President Joe Biden said the measure was not off the table. “It is always an option. But right now, that’s not the position that the rest of Europe wishes to take,” he told reporters Thursday when asked why the United States had not cut off Russia from SWIFT as part of its own sanctions package.
Prime Minister Mark Rutte of the Netherlands, who has taken one of the hardest lines among EU leaders on imposing sanctions on Russia, said that he and others had been pushing for SWIFT to be included.
“Many colleagues pleaded for SWIFT,” he said, adding, “But we agreed more work needs to be done to assess what it means if Russia is cut off from SWIFT.”
While Britain took long-discussed steps to penalise oligarchs on Thursday, EU Union leaders, under pressure from allies to do the same, instead agreed to change the legal language in the sanctions package in order to be able to take such a step in future.
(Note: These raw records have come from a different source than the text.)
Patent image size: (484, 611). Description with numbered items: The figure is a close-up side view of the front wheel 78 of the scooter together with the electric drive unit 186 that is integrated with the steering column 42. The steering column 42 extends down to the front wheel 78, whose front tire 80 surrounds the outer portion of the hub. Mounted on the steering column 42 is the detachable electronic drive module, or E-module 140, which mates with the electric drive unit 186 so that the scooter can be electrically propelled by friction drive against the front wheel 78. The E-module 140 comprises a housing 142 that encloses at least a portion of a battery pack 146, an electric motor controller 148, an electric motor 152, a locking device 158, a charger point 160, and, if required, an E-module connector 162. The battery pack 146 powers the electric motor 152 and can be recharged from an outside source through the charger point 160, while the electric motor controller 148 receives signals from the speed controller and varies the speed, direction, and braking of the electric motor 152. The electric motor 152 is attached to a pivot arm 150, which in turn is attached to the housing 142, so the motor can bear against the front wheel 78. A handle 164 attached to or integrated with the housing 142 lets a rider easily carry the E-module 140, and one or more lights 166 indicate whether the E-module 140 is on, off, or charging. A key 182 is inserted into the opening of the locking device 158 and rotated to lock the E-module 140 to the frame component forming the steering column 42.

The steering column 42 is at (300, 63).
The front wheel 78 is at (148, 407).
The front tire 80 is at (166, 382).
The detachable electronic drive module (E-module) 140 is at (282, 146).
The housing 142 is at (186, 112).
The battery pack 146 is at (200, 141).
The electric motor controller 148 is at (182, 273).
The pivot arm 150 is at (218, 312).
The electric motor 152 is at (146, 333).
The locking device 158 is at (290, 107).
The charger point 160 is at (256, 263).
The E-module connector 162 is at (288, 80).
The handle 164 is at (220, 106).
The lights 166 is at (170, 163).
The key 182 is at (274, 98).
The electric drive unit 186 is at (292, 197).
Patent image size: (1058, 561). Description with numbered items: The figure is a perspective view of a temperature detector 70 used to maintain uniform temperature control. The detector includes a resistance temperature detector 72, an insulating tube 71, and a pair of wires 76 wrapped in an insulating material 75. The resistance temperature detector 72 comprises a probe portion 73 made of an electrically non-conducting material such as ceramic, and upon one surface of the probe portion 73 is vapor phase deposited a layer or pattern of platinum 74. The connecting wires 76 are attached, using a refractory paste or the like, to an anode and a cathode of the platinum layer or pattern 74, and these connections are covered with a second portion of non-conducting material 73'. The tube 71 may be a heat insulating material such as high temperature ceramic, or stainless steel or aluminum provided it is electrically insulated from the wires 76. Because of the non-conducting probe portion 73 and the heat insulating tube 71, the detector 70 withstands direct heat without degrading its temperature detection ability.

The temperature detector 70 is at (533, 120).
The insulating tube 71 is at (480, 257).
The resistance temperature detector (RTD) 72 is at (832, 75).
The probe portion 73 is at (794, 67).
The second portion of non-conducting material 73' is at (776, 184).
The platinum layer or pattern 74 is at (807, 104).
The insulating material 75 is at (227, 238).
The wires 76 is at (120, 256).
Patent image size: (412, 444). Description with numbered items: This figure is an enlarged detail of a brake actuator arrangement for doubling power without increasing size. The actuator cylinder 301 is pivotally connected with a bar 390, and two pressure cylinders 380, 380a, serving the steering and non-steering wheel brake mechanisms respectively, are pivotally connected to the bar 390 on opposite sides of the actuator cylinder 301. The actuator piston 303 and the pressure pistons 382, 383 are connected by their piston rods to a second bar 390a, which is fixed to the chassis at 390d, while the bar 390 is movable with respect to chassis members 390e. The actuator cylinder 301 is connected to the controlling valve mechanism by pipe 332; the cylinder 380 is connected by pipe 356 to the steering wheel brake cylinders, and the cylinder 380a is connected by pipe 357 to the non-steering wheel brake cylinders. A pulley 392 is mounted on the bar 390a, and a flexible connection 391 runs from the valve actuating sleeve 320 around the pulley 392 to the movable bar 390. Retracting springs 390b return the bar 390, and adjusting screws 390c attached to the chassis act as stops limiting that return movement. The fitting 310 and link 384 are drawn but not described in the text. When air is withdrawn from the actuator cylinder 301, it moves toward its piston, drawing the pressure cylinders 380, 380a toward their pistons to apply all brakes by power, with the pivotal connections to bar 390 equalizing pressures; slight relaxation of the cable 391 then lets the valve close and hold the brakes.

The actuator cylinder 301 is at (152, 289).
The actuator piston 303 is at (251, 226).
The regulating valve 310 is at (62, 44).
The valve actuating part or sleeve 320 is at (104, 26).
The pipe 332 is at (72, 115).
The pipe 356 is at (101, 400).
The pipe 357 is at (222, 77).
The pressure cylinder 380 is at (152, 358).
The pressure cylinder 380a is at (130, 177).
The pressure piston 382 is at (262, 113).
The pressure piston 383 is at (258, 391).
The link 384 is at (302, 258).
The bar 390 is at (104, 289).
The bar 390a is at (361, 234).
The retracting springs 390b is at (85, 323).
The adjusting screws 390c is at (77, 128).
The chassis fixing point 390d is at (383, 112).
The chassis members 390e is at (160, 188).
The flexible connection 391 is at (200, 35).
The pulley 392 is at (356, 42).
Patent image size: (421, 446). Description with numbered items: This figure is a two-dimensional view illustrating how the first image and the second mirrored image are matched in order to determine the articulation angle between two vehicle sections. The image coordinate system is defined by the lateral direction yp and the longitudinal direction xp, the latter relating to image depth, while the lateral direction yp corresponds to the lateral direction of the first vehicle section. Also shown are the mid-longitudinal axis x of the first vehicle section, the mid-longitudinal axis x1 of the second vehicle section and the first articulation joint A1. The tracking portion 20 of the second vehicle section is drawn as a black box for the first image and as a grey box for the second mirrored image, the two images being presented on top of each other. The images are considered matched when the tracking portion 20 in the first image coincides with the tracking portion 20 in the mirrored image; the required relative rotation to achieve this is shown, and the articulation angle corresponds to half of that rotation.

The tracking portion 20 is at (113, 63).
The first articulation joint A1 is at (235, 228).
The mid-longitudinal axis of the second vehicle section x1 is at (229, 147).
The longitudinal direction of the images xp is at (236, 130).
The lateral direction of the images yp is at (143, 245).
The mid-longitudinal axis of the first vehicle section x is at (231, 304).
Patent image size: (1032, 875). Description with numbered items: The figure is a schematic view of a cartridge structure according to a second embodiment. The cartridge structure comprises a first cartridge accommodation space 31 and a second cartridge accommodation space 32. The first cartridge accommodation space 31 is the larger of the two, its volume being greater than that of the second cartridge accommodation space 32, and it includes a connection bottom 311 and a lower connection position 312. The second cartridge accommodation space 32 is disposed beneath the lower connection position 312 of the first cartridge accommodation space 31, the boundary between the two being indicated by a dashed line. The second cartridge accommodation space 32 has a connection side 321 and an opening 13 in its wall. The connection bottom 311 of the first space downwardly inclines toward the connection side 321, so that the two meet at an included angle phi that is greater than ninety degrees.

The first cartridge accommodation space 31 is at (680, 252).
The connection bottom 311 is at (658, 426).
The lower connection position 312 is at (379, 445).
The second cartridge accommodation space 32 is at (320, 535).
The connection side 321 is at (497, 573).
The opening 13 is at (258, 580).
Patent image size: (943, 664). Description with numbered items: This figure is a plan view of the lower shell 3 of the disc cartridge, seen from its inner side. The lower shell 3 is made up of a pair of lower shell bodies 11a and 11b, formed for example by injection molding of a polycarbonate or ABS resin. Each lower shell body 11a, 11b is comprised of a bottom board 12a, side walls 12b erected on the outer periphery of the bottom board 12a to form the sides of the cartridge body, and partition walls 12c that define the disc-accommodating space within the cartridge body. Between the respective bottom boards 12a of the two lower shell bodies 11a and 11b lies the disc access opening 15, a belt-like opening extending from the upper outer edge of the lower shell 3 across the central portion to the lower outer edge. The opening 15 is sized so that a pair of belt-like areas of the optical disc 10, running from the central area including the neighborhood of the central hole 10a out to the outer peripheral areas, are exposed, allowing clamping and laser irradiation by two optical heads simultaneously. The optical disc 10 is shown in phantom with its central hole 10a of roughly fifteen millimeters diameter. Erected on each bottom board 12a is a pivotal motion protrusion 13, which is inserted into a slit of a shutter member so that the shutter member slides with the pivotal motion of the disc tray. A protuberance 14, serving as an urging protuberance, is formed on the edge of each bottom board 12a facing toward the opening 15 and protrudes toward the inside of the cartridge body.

The sanctions levelled on the Russian economy by the European Union were set to hurt both sides. That is why they were harder to finalise, and why particularly difficult elements — like imposing sanctions on oil and gas companies — stayed off the table.
The way Europe’s sanctions against Russia were shaping up highlighted that some EU countries, most prominent among them Germany and Italy, preferred an incremental approach to penalising Putin, in part to protect a fragile post-pandemic economic recovery in Europe.
On the other side were countries neighbouring Russia and Ukraine, including Poland, Estonia, Latvia and Lithuania, as well as the EU’s Nordic members and the Netherlands. They would prefer not to break up the sanctions into smaller packages but rather hit Putin with overwhelming economic measures.
Prime Minister Mateusz Morawiecki of Poland spoke for many of them in a blunt statement as he arrived at the meeting in Brussels on Thursday evening.
“Talking is cheap. Enough of this cheap talking, there’s enough of naïveté around us, triviality,” he said. “We are buying as Europe, as the European Union, lots of Russian gas, lots of Russian oil. And President Putin is taking the money from us, Europeans, and he’s turning this into aggression.”